Constitués d’un étonnant croisement entre l’esthétique de contre-culture nord-américaine (Shelton, Crumb), celle plus classique des comics (Kirby, Miller) et de la BD franco-belge (Hergé, Uderzo), les récits mettant en vedette l’aventurier urbain ont un charme fou.

Accompagné de son chien amateur de pizza Harvey, le Jam (alias Gordon Kirby) arpente les toits et les rues de Montréal affublé d’un costume acheté chez Sears – modifié par les bons soins de sa soeur pour une soirée d’Halloween –, en quête de sensations fortes.

Armé d’un humanisme à toute épreuve, le Jam est toutefois dépourvu de superpouvo­irs, sauf peut-être celui d’avoir la poisse. Poisse dont est également victime la série. Car bien que rachetée par Jacques Hurtubise du magazine Croc à la fin de la décennie 1980, la structure éditoriale Matrix fait les frais de l’écroulemen­t du marché alternatif et cesse ces activités. Débute alors une errance de 10 ans, alors que l’artiste publie les 14 numéros de The Jam chez cinq éditeurs différents.

« The Jam n’a jamais trouvé un public suffisamme­nt large pour soutenir le travail et il a donc rebondi partout », raconte l’artiste. « Je suis allé aussi loin que possible, mais je suis tombé en panne d’inspiratio­n après le dernier numéro. À cette époque, j’avais une famille et je devais travailler régulièrem­ent pour payer le loyer. »

Même si la série est saluée par d’importants acteurs du milieu, le Jam sombre dans l’oubli. Mireault passe l’essentiel de la décennie suivante à boucler To Get Her ,un poignant récit biographiq­ue au long souffle où le Jam devient son propre créateur.

UN NOUVEAU SOUFFLE

L’artiste renoue avec son personnage en 2017 par le truchement d’une associatio­n avec un modeste éditeur américain et de la publicatio­n de XVI Stories ,une anthologie de brefs récits reprenant notamment le premier chapitre de The Jam.

« Cet album s’est produit lorsque j’ai remarqué une publicatio­n sur Facebook de l’éditeur américain d’About Comics, Nat Gertler, invitant quiconque à soumettre un projet de bande dessinée. »

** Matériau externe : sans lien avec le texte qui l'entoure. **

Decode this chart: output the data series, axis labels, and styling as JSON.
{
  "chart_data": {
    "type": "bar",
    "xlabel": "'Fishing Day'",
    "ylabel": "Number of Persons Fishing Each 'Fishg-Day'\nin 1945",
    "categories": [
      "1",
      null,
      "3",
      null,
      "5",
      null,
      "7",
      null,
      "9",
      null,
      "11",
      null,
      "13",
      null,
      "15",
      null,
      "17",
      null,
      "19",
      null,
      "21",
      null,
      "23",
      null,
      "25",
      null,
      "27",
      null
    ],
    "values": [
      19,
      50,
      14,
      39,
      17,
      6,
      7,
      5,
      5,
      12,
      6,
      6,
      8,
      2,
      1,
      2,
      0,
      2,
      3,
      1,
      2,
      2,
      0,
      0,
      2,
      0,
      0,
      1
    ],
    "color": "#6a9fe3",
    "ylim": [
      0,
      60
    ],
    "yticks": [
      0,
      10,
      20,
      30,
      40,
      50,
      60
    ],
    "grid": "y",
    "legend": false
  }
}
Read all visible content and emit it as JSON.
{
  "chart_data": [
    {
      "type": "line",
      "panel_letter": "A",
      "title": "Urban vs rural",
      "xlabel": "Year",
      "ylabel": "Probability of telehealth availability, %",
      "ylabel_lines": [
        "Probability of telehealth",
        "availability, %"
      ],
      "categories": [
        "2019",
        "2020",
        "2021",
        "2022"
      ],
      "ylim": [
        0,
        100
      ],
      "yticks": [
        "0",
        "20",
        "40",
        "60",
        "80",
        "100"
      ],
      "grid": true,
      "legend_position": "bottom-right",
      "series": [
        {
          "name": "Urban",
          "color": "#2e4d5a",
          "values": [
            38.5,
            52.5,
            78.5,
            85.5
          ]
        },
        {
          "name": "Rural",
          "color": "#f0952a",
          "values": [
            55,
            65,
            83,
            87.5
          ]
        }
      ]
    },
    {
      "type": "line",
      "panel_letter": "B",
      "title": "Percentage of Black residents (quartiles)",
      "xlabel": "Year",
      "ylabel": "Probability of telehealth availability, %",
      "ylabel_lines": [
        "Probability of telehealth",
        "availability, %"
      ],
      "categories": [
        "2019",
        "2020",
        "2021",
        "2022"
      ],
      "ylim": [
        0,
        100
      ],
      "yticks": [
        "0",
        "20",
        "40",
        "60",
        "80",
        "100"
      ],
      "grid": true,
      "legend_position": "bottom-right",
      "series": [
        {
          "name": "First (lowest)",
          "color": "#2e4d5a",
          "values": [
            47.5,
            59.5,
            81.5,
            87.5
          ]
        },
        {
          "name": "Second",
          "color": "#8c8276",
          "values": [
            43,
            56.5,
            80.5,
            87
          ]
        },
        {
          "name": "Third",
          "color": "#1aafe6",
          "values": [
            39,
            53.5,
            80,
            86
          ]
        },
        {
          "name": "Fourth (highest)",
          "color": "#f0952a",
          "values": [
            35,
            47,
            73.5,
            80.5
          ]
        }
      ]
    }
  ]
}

« Quelque chose dans l’esprit de son message m’a séduit. Cela faisait longtemps que je n’avais rien publié, et travailler avec About Comics semblait être un moyen rapide et relativeme­nt simple de remédier à ce problème. Au cours de la production du livre, j’ai découvert que c’était un plaisir de travailler avec Nat et j’ai vraiment apprécié le processus. »

S’ensuit la parution du récit inédit The Jam Super Cool Color Injected Turbo Adventure from Hell #2, dont l’artiste avait au préalable publié une version en prose dans une anthologie de nouvelles.

« Puisque j’avais aimé travailler avec Nat sur la compilatio­n de nouvelles et que j’avais fini par faire confiance à son honnêteté et à son intelligen­ce, je lui ai proposé de publier cet album couleur. Au début, il ne voulait pas, me conseillan­t de démarcher un éditeur plus grand, mais je l’ai finalement convaincu que je voulais juste publier ce nouveau livre dès que possible et que j’étais à l’aise de travailler avec lui. »

Ce sentiment de confiance engendre enfin le chantier de réédition de la série mère, dont le premier volume de trois vient de débarquer chez les libraires anglophone­s.

Dans cet opus intitulé Beginnings, le justicier en découd avec un chagrin d’amour suscité par nul autre que le diable, un obscur groupe religieux radical et une mystérieus­e femme âgée qui l’engage après qu’il l’a accidentel­lement sauvée d’une agression à main armée.

Trente-neuf ans plus tard, la fraîcheur et la modernité de The Jam demeurent intactes. À la fois brillante, drôle et touchante, cette oeuvre, qui est le produit de la culture bicéphale québécoise, est unique.

UN SECRET BIEN GARDÉ

Si Bernie Mireault est le secret le mieux gardé du 9e art québécois, The Jam en est indéniable­ment l’un des chefs-d’oeuvre. Jamais n’avez-vous rien lu de tel.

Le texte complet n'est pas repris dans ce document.